Apesar da recente movimentação, Donetsk ainda parece vazia e como uma cidade em guerra. Ela é o centro do movimento separatista, a autodeclarada República Popular de Donetsk, ou RPD, e tem sido alvo de repetidos ataques de artilharia tanto do Exército ucraniano quanto das forças rebeldes nos últimos dois meses. A maioria de seus moradores fugiu para partes mais seguras da Ucrânia ou para a Rússia, e os moradores daqui estimam que talvez um terço da população pré-guerra de cerca de 1 milhão permaneça.

Há poucos carros nas ruas e grande parte do comércio, incluindo uma rede de supermercados, está fechado, com suas vitrines cobertas com tábuas de madeira contra explosões e saques. Os bancos e caixas eletrônicos estão fechados, exceto por um banco estatal no centro, que atrai longas filas de pessoas.

Homens armados usando fardas de camuflagem estão por toda parte, protegendo prédios públicos, mas também conversando em grupos nas ruas e cafés. Um toque de recolher entra em vigor às 23h, mas os rebeldes circulam de carro a noite toda, passando correndo por sinais vermelhos e às vezes batendo seus carros em bulevares vazios. Eles lotam o bar e restaurante Havana Banana, um ponto de encontro favorito no centro.

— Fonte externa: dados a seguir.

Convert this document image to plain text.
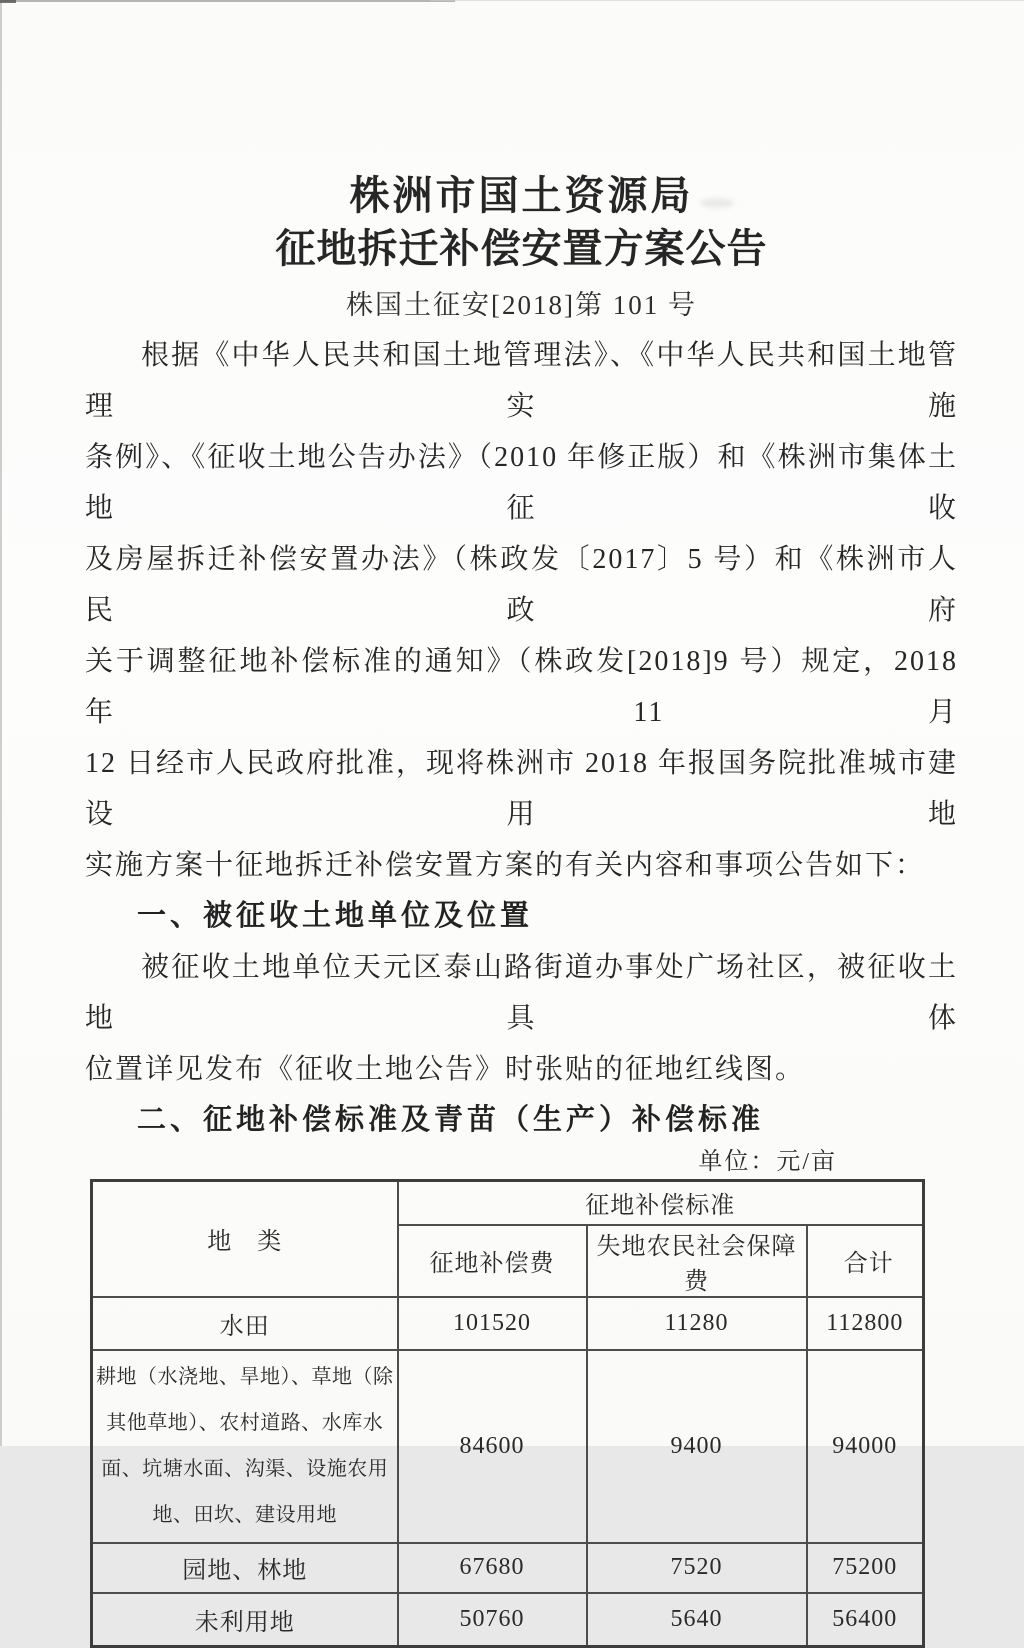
株洲市国土资源局
征地拆迁补偿安置方案公告
株国土征安[2018]第 101 号
根据《中华人民共和国土地管理法》、《中华人民共和国土地管理实施
条例》、《征收土地公告办法》（2010 年修正版）和《株洲市集体土地征收
及房屋拆迁补偿安置办法》（株政发〔2017〕5 号）和《株洲市人民政府
关于调整征地补偿标准的通知》（株政发[2018]9 号）规定，2018 年 11 月
12 日经市人民政府批准，现将株洲市 2018 年报国务院批准城市建设用地
实施方案十征地拆迁补偿安置方案的有关内容和事项公告如下：
一、被征收土地单位及位置
被征收土地单位天元区泰山路街道办事处广场社区，被征收土地具体
位置详见发布《征收土地公告》时张贴的征地红线图。
二、征地补偿标准及青苗（生产）补偿标准
单位：元/亩
地　类	征地补偿标准		
	征地补偿费	失地农民社会保障费	合计
水田	101520	11280	112800

耕地（水浇地、旱地）、草地（除
其他草地）、农村道路、水库水
面、坑塘水面、沟渠、设施农用
地、田坎、建设用地	84600	9400	94000
园地、林地	67680	7520	75200
未利用地	50760	5640	56400
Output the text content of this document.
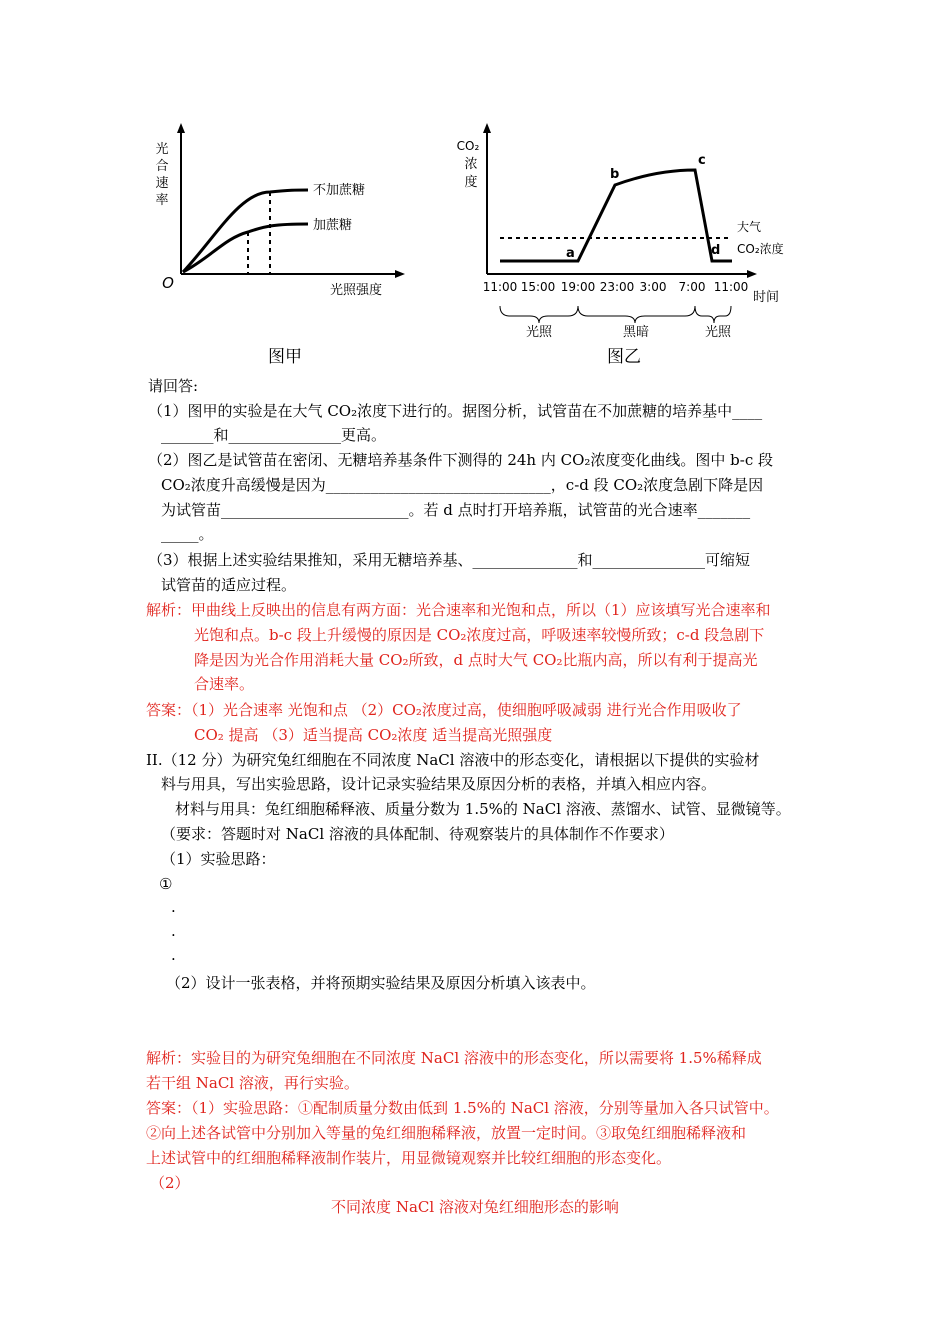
光
合
速
率
O	光照强度
不加蔗糖
加蔗糖
图甲
CO₂
浓
度
a
b
c
d
大气
CO₂浓度
11:00 15:00 19:00 23:00 3:00 7:00 11:00
时间
光照	黑暗	光照
图乙
请回答:
（1）图甲的实验是在大气 CO₂浓度下进行的。据图分析，试管苗在不加蔗糖的培养基中____
_______和_______________更高。
（2）图乙是试管苗在密闭、无糖培养基条件下测得的 24h 内 CO₂浓度变化曲线。图中 b-c 段
CO₂浓度升高缓慢是因为______________________________，c-d 段 CO₂浓度急剧下降是因
为试管苗_________________________。若 d 点时打开培养瓶，试管苗的光合速率_______
_____。
（3）根据上述实验结果推知，采用无糖培养基、______________和_______________可缩短
试管苗的适应过程。
解析：甲曲线上反映出的信息有两方面：光合速率和光饱和点，所以（1）应该填写光合速率和
光饱和点。b-c 段上升缓慢的原因是 CO₂浓度过高，呼吸速率较慢所致；c-d 段急剧下
降是因为光合作用消耗大量 CO₂所致，d 点时大气 CO₂比瓶内高，所以有利于提高光
合速率。
答案：（1）光合速率 光饱和点 （2）CO₂浓度过高，使细胞呼吸减弱 进行光合作用吸收了
CO₂ 提高 （3）适当提高 CO₂浓度 适当提高光照强度
II.（12 分）为研究兔红细胞在不同浓度 NaCl 溶液中的形态变化，请根据以下提供的实验材
料与用具，写出实验思路，设计记录实验结果及原因分析的表格，并填入相应内容。
材料与用具：兔红细胞稀释液、质量分数为 1.5%的 NaCl 溶液、蒸馏水、试管、显微镜等。
（要求：答题时对 NaCl 溶液的具体配制、待观察装片的具体制作不作要求）
（1）实验思路：
①
.
.
.
（2）设计一张表格，并将预期实验结果及原因分析填入该表中。
解析：实验目的为研究兔细胞在不同浓度 NaCl 溶液中的形态变化，所以需要将 1.5%稀释成
若干组 NaCl 溶液，再行实验。
答案：（1）实验思路：①配制质量分数由低到 1.5%的 NaCl 溶液，分别等量加入各只试管中。
②向上述各试管中分别加入等量的兔红细胞稀释液，放置一定时间。③取兔红细胞稀释液和
上述试管中的红细胞稀释液制作装片，用显微镜观察并比较红细胞的形态变化。
（2）
不同浓度 NaCl 溶液对兔红细胞形态的影响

Dois comandantes almoçavam em uma mesa na calçada coberta, enquanto seus homens montavam guarda na rua. Duas mulheres vestidas elegantemente fumavam um narguilé do Oriente Médio na mesa ao lado.

A troca de tiros pode estar suspensa, mas poucos moradores estão dispostos a retomar suas vidas pré-guerras, ou mesmo podem.


"Nós não saímos à noite", disse Irina, uma jornalista que perdeu seu emprego quando os rebeldes fecharam o jornal dela, em maio. "Nós paramos de planejar."

O namorado dela, Evgeny, também perdeu seu emprego, quando sua firma de segurança fechou. Ele disse que a empresa faliu depois que os rebeldes tomaram o dinheiro do banco central e os veículos blindados de outros bancos, os obrigando a fechar. Ele então recorreu ao seu segundo trabalho, consertar motos, apenas para ser ordenado com uma arma apontada para ele a consertar algumas motos roubadas para os rebeldes.

"Eu cheguei à conclusão que não há sentido", ele disse. "Você começa um negócio e tem um pouco de sucesso, e duas semanas depois homens armados chegam e dizem, 'Bom garoto, vaza'."

Mas foram os bombardeios, que atingiram o bairro deles no lado sudoeste da cidade quase diariamente, que mudaram a forma como viviam. "Era quase todo dia, e em quatro dias atingiram nossa rua", disse Irina. Pelo menos uma pessoa na quadra deles foi morta e outras ficaram gravemente feridas.

O estranho, ela diz, é que os moradores que estão voltando não entendem o risco.

"Muita gente bronzeada está de volta, elas voltam como de uma excursão", disse Evgeny. "Elas circulam por aí olhando para a destruição como se fossem monumentos egípcios."

O afluxo de pessoas está sobrecarregando os estoques de comida da cidade, e cresce a pressão sobre o governo da República Popular de Donetsk para que atenda as necessidades delas. Os funcionários da prefeitura mantiveram o fornecimento de água e luz, mas as escolas, tribunais e muitos outros serviços públicos permanecem fechados. As pensões não são pagas há três meses.

Logo, enquanto algumas pessoas retornam, outras estão partindo. Outra mãe chamada Oksana estava viajando para Kiev para ver seu filho de 16 anos, que ela matriculou em uma escola de lá.

"Nós temos uma escola muito boa aqui, e o diretor lamentou eu tê-lo transferido", ela disse. Mas o filho dela pretende cursar uma universidade em Kiev. "O futuro dele está em Kiev, na Ucrânia", ela disse. "Eu não quero que ele estude em russo, ou em uma escola da RPD."

O emprego dela na usina metalúrgica de Donetsk, a maior da Ucrânia, era outra preocupação, já que o trabalho está praticamente suspenso. "A situação está pior do que durante a Segunda Guerra Mundial", ela disse. "Duas fornalhas foram desligadas."

A outra Oksana, chegando em casa com sua filha de sete meses, também não sabe ao certo se ficará. "Nós queremos toda a família unida, assim decidiremos", ela disse. "A gente talvez parta para a Rússia."